I’m running a script that tweets out product names and links should that product be added to a site/modified within a minute of the current time when running the script. I want the script to loop endlessly in order to keep tweeting out new products. I have all of that working perfectly. The only problem is that when the script loops it often tries to send the same tweet again. After a minute since it was first tweeted it won’t tweet again as that is how I designed the script. But once I get the following error:

tweepy.error.TweepError: [{u'message': u'Status is a duplicate.', u'code': 187}]

the script stops and is unable to endlessly loop like intended. Basically I want to know if there is any way to ignore the error and keep the script running.

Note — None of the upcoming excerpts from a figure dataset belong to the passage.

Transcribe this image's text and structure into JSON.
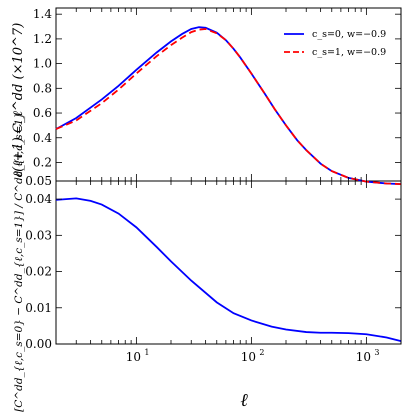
{
  "chart_data": [
    {
      "type": "line",
      "panel": "top",
      "ylabel": "ℓ(ℓ+1) C_ℓ^dd (×10^7)",
      "xscale": "log",
      "xlim": [
        2,
        2000
      ],
      "ylim": [
        0.05,
        1.45
      ],
      "yticks": [
        "0.05",
        "0.2",
        "0.4",
        "0.6",
        "0.8",
        "1.0",
        "1.2",
        "1.4"
      ],
      "ytick_values": [
        0.05,
        0.2,
        0.4,
        0.6,
        0.8,
        1.0,
        1.2,
        1.4
      ],
      "legend_position": "top-right",
      "x": [
        2,
        3,
        5,
        7,
        10,
        15,
        20,
        25,
        30,
        35,
        40,
        50,
        60,
        70,
        80,
        100,
        130,
        160,
        200,
        250,
        300,
        400,
        500,
        700,
        1000,
        1500,
        2000
      ],
      "series": [
        {
          "name": "c_s=0, w=−0.9",
          "color": "#0000ff",
          "style": "solid",
          "values": [
            0.47,
            0.56,
            0.71,
            0.82,
            0.95,
            1.09,
            1.18,
            1.24,
            1.28,
            1.295,
            1.29,
            1.25,
            1.19,
            1.12,
            1.05,
            0.92,
            0.76,
            0.63,
            0.5,
            0.38,
            0.3,
            0.19,
            0.13,
            0.075,
            0.045,
            0.03,
            0.025
          ]
        },
        {
          "name": "c_s=1, w=−0.9",
          "color": "#ff0000",
          "style": "dashed",
          "values": [
            0.47,
            0.54,
            0.68,
            0.79,
            0.92,
            1.06,
            1.15,
            1.21,
            1.255,
            1.275,
            1.28,
            1.245,
            1.19,
            1.12,
            1.05,
            0.92,
            0.76,
            0.63,
            0.5,
            0.38,
            0.3,
            0.19,
            0.13,
            0.075,
            0.045,
            0.03,
            0.025
          ]
        }
      ]
    },
    {
      "type": "line",
      "panel": "bottom",
      "xlabel": "ℓ",
      "ylabel": "[C^dd_{ℓ,c_s=0} − C^dd_{ℓ,c_s=1}] / C^dd_{ℓ,c_s=1}",
      "xscale": "log",
      "xlim": [
        2,
        2000
      ],
      "ylim": [
        0,
        0.045
      ],
      "yticks": [
        "0.00",
        "0.01",
        "0.02",
        "0.03",
        "0.04"
      ],
      "ytick_values": [
        0,
        0.01,
        0.02,
        0.03,
        0.04
      ],
      "xticks": [
        10,
        100,
        1000
      ],
      "xtick_bases": [
        "10",
        "10",
        "10"
      ],
      "xtick_exps": [
        "1",
        "2",
        "3"
      ],
      "x": [
        2,
        3,
        4,
        5,
        7,
        10,
        15,
        20,
        30,
        50,
        70,
        100,
        150,
        200,
        300,
        400,
        500,
        700,
        1000,
        1500,
        2000
      ],
      "series": [
        {
          "color": "#0000ff",
          "style": "solid",
          "values": [
            0.0398,
            0.0402,
            0.0395,
            0.0385,
            0.036,
            0.0322,
            0.0268,
            0.0228,
            0.0175,
            0.0115,
            0.0085,
            0.0065,
            0.0048,
            0.004,
            0.0033,
            0.0031,
            0.0031,
            0.003,
            0.0027,
            0.0018,
            0.0008
          ]
        }
      ]
    }
  ]
}
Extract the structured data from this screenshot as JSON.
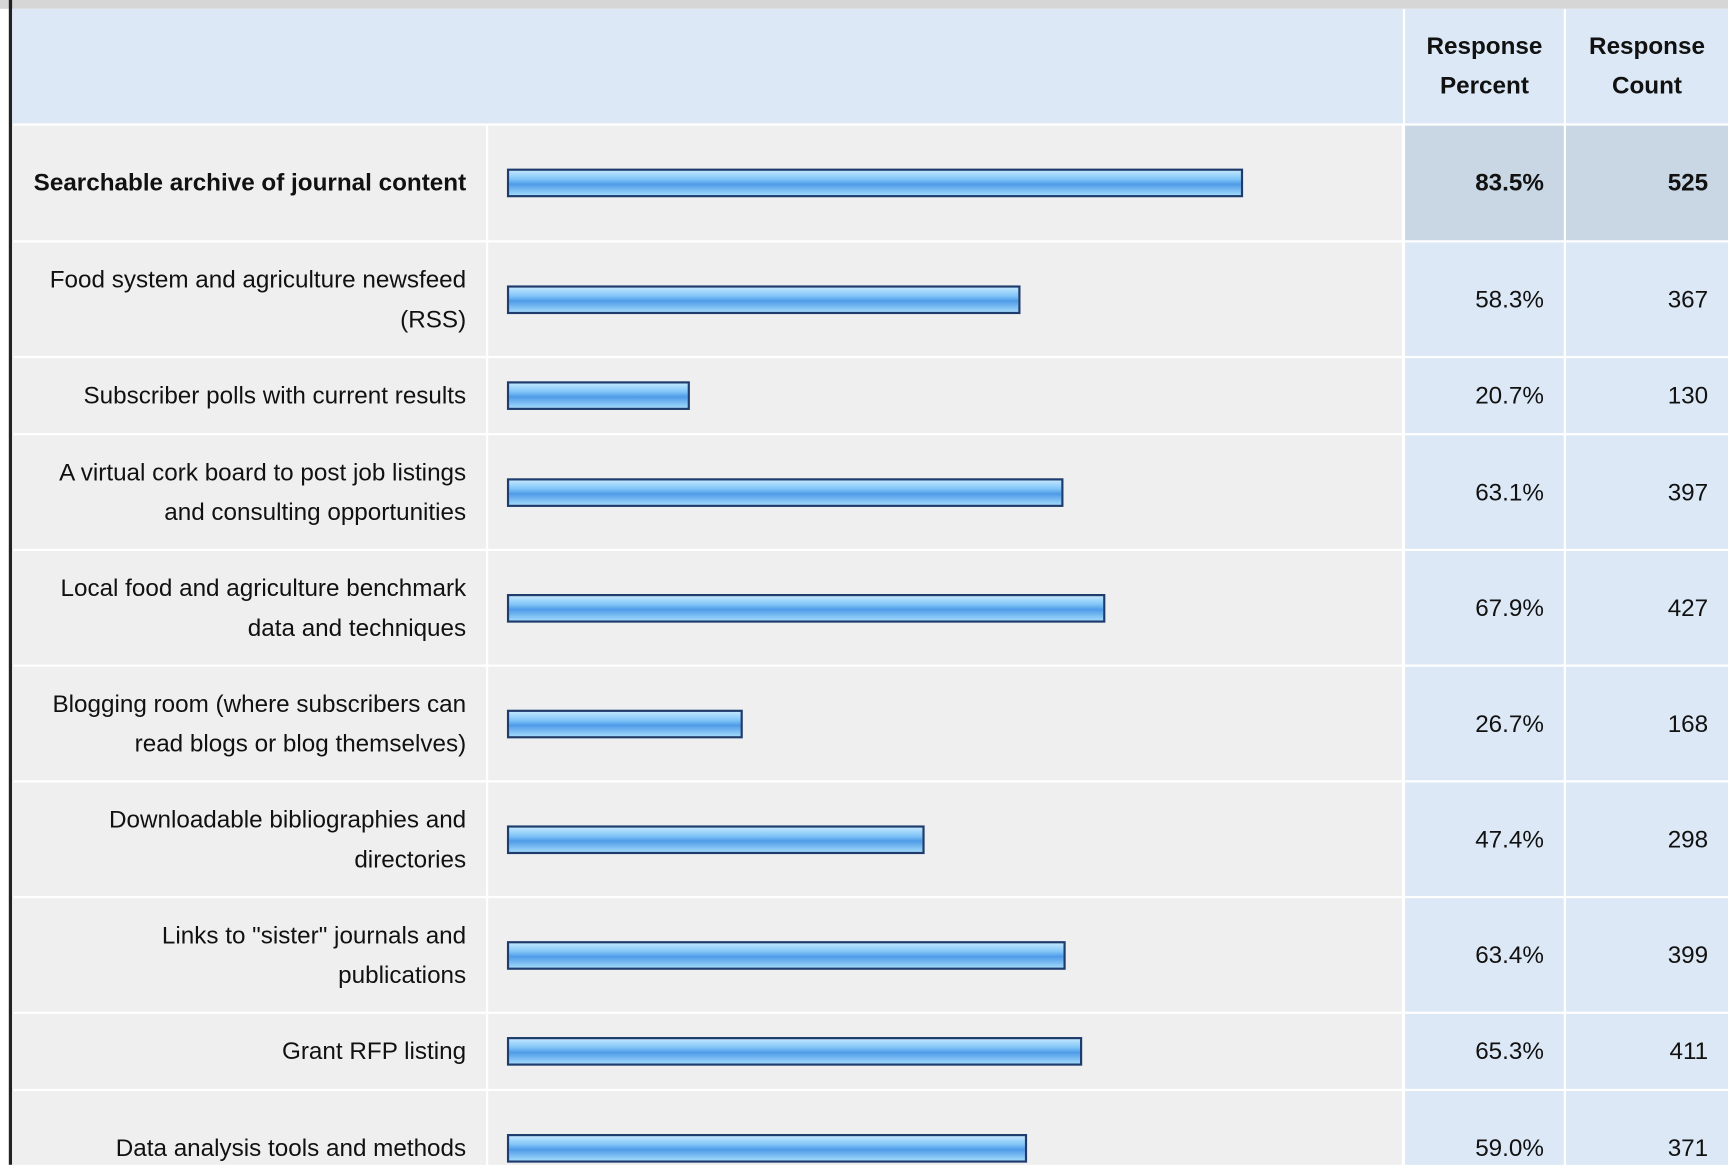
{
  "table": {
    "headers": [
      "Response Percent",
      "Response Count"
    ],
    "rows": [
      {
        "label": "Searchable archive of journal content",
        "percent": 83.5,
        "percent_label": "83.5%",
        "count": 525
      },
      {
        "label": "Food system and agriculture newsfeed (RSS)",
        "percent": 58.3,
        "percent_label": "58.3%",
        "count": 367
      },
      {
        "label": "Subscriber polls with current results",
        "percent": 20.7,
        "percent_label": "20.7%",
        "count": 130
      },
      {
        "label": "A virtual cork board to post job listings and consulting opportunities",
        "percent": 63.1,
        "percent_label": "63.1%",
        "count": 397
      },
      {
        "label": "Local food and agriculture benchmark data and techniques",
        "percent": 67.9,
        "percent_label": "67.9%",
        "count": 427
      },
      {
        "label": "Blogging room (where subscribers can read blogs or blog themselves)",
        "percent": 26.7,
        "percent_label": "26.7%",
        "count": 168
      },
      {
        "label": "Downloadable bibliographies and directories",
        "percent": 47.4,
        "percent_label": "47.4%",
        "count": 298
      },
      {
        "label": "Links to \"sister\" journals and publications",
        "percent": 63.4,
        "percent_label": "63.4%",
        "count": 399
      },
      {
        "label": "Grant RFP listing",
        "percent": 65.3,
        "percent_label": "65.3%",
        "count": 411
      },
      {
        "label": "Data analysis tools and methods",
        "percent": 59.0,
        "percent_label": "59.0%",
        "count": 371
      }
    ]
  }
}
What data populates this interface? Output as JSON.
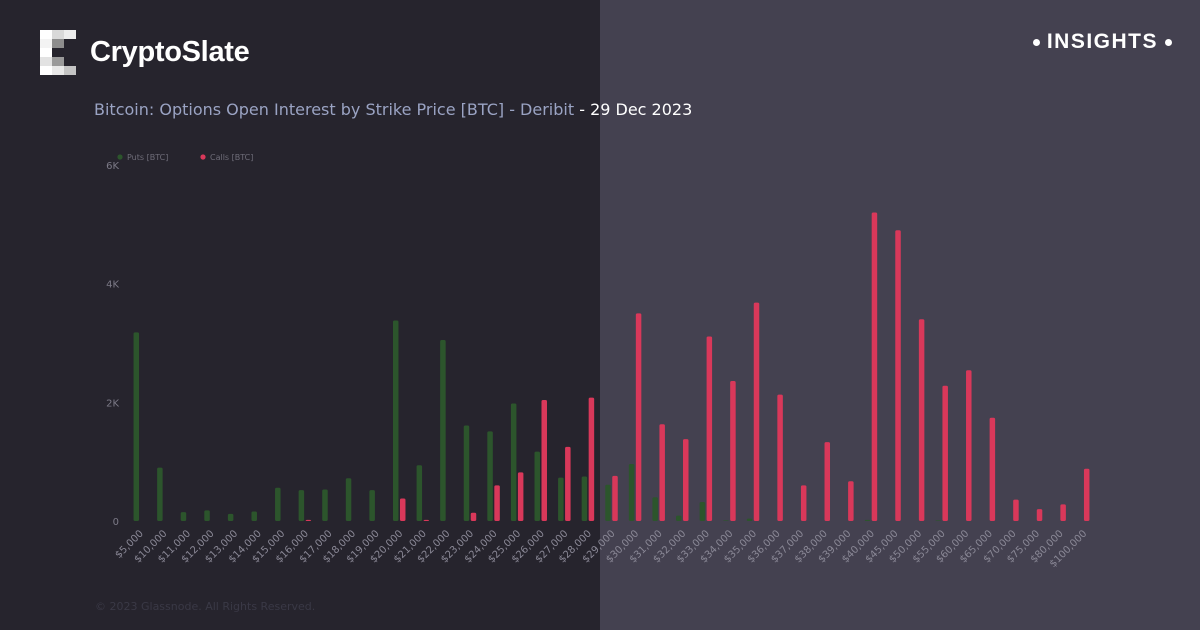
{
  "brand": {
    "name": "CryptoSlate",
    "badge": "INSIGHTS"
  },
  "chart_title": {
    "part1": "Bitcoin: Options Open Interest by Strike Price [BTC] - Deribit ",
    "part2": "- 29 Dec 2023"
  },
  "footer": {
    "copyright": "© 2023 Glassnode. All Rights Reserved."
  },
  "colors": {
    "left_panel": "#26242d",
    "right_panel": "#444150",
    "puts": "#2c552c",
    "calls": "#d9385a"
  },
  "chart_data": {
    "type": "bar",
    "title": "Bitcoin: Options Open Interest by Strike Price [BTC] - Deribit - 29 Dec 2023",
    "xlabel": "",
    "ylabel": "",
    "ylim": [
      0,
      6000
    ],
    "yticks": [
      {
        "value": 0,
        "label": "0"
      },
      {
        "value": 2000,
        "label": "2K"
      },
      {
        "value": 4000,
        "label": "4K"
      },
      {
        "value": 6000,
        "label": "6K"
      }
    ],
    "legend_position": "top-left",
    "grid": false,
    "categories": [
      "$5,000",
      "$10,000",
      "$11,000",
      "$12,000",
      "$13,000",
      "$14,000",
      "$15,000",
      "$16,000",
      "$17,000",
      "$18,000",
      "$19,000",
      "$20,000",
      "$21,000",
      "$22,000",
      "$23,000",
      "$24,000",
      "$25,000",
      "$26,000",
      "$27,000",
      "$28,000",
      "$29,000",
      "$30,000",
      "$31,000",
      "$32,000",
      "$33,000",
      "$34,000",
      "$35,000",
      "$36,000",
      "$37,000",
      "$38,000",
      "$39,000",
      "$40,000",
      "$45,000",
      "$50,000",
      "$55,000",
      "$60,000",
      "$65,000",
      "$70,000",
      "$75,000",
      "$80,000",
      "$100,000"
    ],
    "series": [
      {
        "name": "Puts [BTC]",
        "color": "#2c552c",
        "values": [
          3180,
          900,
          150,
          180,
          120,
          160,
          560,
          520,
          530,
          720,
          520,
          3380,
          940,
          3050,
          1610,
          1510,
          1980,
          1170,
          730,
          750,
          610,
          960,
          400,
          90,
          320,
          10,
          40,
          0,
          0,
          0,
          0,
          20,
          0,
          0,
          10,
          0,
          0,
          0,
          0,
          0,
          0
        ]
      },
      {
        "name": "Calls [BTC]",
        "color": "#d9385a",
        "values": [
          0,
          0,
          0,
          0,
          0,
          0,
          0,
          20,
          0,
          0,
          0,
          380,
          20,
          0,
          140,
          600,
          820,
          2040,
          1250,
          2080,
          760,
          3500,
          1630,
          1380,
          3110,
          2360,
          3680,
          2130,
          600,
          1330,
          670,
          5200,
          4900,
          3400,
          2280,
          2540,
          1740,
          360,
          200,
          280,
          880
        ]
      }
    ]
  }
}
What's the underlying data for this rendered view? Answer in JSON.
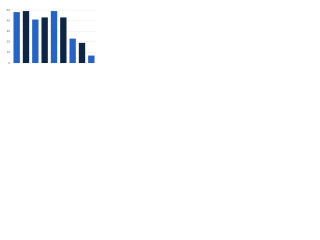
{
  "chart_data": {
    "type": "bar",
    "categories": [
      null,
      null,
      null,
      null,
      null,
      null,
      null,
      null,
      null
    ],
    "values": [
      48,
      49,
      41,
      43,
      49,
      43,
      23,
      19,
      7
    ],
    "colors": [
      "#2463c7",
      "#0f2545",
      "#2463c7",
      "#0f2545",
      "#2463c7",
      "#0f2545",
      "#2463c7",
      "#0f2545",
      "#2463c7"
    ],
    "ylim": [
      0,
      50
    ],
    "yticks": [
      0,
      10,
      20,
      30,
      40,
      50
    ],
    "grid": true
  }
}
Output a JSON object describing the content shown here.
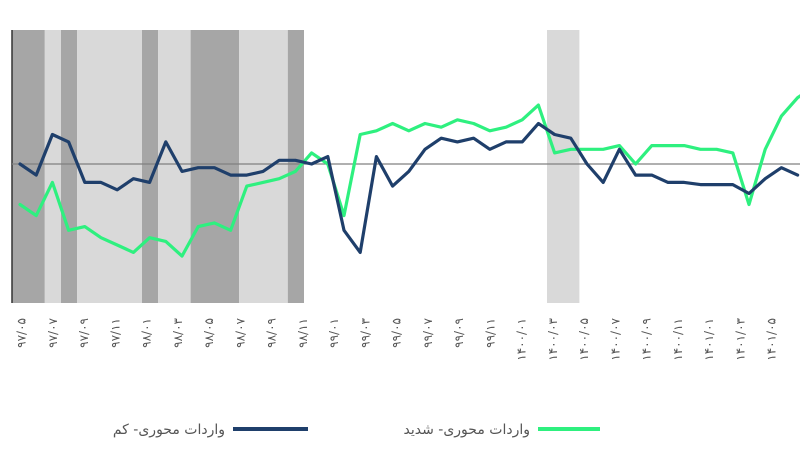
{
  "chart_data": {
    "type": "line",
    "title": "",
    "xlabel": "",
    "ylabel": "",
    "grid": false,
    "legend_position": "bottom",
    "colors": {
      "series_low": "#1f3f6b",
      "series_severe": "#2ef07f",
      "shade_light": "#d9d9d9",
      "shade_dark": "#a6a6a6",
      "zero_line": "#808080",
      "frame": "#333333"
    },
    "x_tick_labels": [
      "۹۷/۰۵",
      "۹۷/۰۷",
      "۹۷/۰۹",
      "۹۷/۱۱",
      "۹۸/۰۱",
      "۹۸/۰۳",
      "۹۸/۰۵",
      "۹۸/۰۷",
      "۹۸/۰۹",
      "۹۸/۱۱",
      "۹۹/۰۱",
      "۹۹/۰۳",
      "۹۹/۰۵",
      "۹۹/۰۷",
      "۹۹/۰۹",
      "۹۹/۱۱",
      "۱۴۰۰/۰۱",
      "۱۴۰۰/۰۳",
      "۱۴۰۰/۰۵",
      "۱۴۰۰/۰۷",
      "۱۴۰۰/۰۹",
      "۱۴۰۰/۱۱",
      "۱۴۰۱/۰۱",
      "۱۴۰۱/۰۳",
      "۱۴۰۱/۰۵"
    ],
    "y_range": [
      -1.5,
      1.5
    ],
    "shaded_periods": [
      {
        "start": 0,
        "end": 2,
        "tone": "dark"
      },
      {
        "start": 2,
        "end": 3,
        "tone": "light"
      },
      {
        "start": 3,
        "end": 4,
        "tone": "dark"
      },
      {
        "start": 4,
        "end": 8,
        "tone": "light"
      },
      {
        "start": 8,
        "end": 9,
        "tone": "dark"
      },
      {
        "start": 9,
        "end": 11,
        "tone": "light"
      },
      {
        "start": 11,
        "end": 14,
        "tone": "dark"
      },
      {
        "start": 14,
        "end": 17,
        "tone": "light"
      },
      {
        "start": 17,
        "end": 18,
        "tone": "dark"
      },
      {
        "start": 33,
        "end": 35,
        "tone": "light"
      }
    ],
    "series": [
      {
        "name": "واردات محوری- کم",
        "color": "#1f3f6b",
        "values": [
          0.0,
          -0.15,
          0.4,
          0.3,
          -0.25,
          -0.25,
          -0.35,
          -0.2,
          -0.25,
          0.3,
          -0.1,
          -0.05,
          -0.05,
          -0.15,
          -0.15,
          -0.1,
          0.05,
          0.05,
          0.0,
          0.1,
          -0.9,
          -1.2,
          0.1,
          -0.3,
          -0.1,
          0.2,
          0.35,
          0.3,
          0.35,
          0.2,
          0.3,
          0.3,
          0.55,
          0.4,
          0.35,
          0.0,
          -0.25,
          0.2,
          -0.15,
          -0.15,
          -0.25,
          -0.25,
          -0.28,
          -0.28,
          -0.28,
          -0.4,
          -0.2,
          -0.05,
          -0.15
        ]
      },
      {
        "name": "واردات محوری- شدید",
        "color": "#2ef07f",
        "values": [
          -0.55,
          -0.7,
          -0.25,
          -0.9,
          -0.85,
          -1.0,
          -1.1,
          -1.2,
          -1.0,
          -1.05,
          -1.25,
          -0.85,
          -0.8,
          -0.9,
          -0.3,
          -0.25,
          -0.2,
          -0.1,
          0.15,
          0.0,
          -0.7,
          0.4,
          0.45,
          0.55,
          0.45,
          0.55,
          0.5,
          0.6,
          0.55,
          0.45,
          0.5,
          0.6,
          0.8,
          0.15,
          0.2,
          0.2,
          0.2,
          0.25,
          0.0,
          0.25,
          0.25,
          0.25,
          0.2,
          0.2,
          0.15,
          -0.55,
          0.2,
          0.65,
          0.9,
          1.05,
          1.1
        ]
      }
    ]
  }
}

The following is the end to my code:

def get_api(cfg):
    auth = tweepy.OAuthHandler(cfg['consumer_key'], cfg['consumer_secret'])
    auth.set_access_token(cfg['access_token'], cfg['access_token_secret'])
    return tweepy.API(auth)
def main():
    cfg = {
    "consumer_key"        : "3i9xxxxxqmr",
    "consumer_secret"     : "yYkxmaxxxnBqn7T0ofVOWOxSnjLQ",
    "access_token"        : "814612329xxxxxxxxxxf4Wfqwbb9CyQ0b4",
    "access_token_secret" : "J5JQxxxxxxx6xNZiN"
    }
    api = get_api(cfg)
    status = api.update_status(status = new_product)
if __name__ == "__main__":
    main()

#2

Your script is breaking the endless loop because it hits an error/exception. Python isn’t my primary language but I think modifying this bit:

status = api.update_status(status = new_product)

to

try:
    status = api.update_status(status = new_product)
except tweepy.error.TweepError:
    pass

Like I said, Python isn’t my language of choice and I’m not 100% confident in that “except tweepy.error.TweepError” part but catching the exception/error seems to be what you need to do.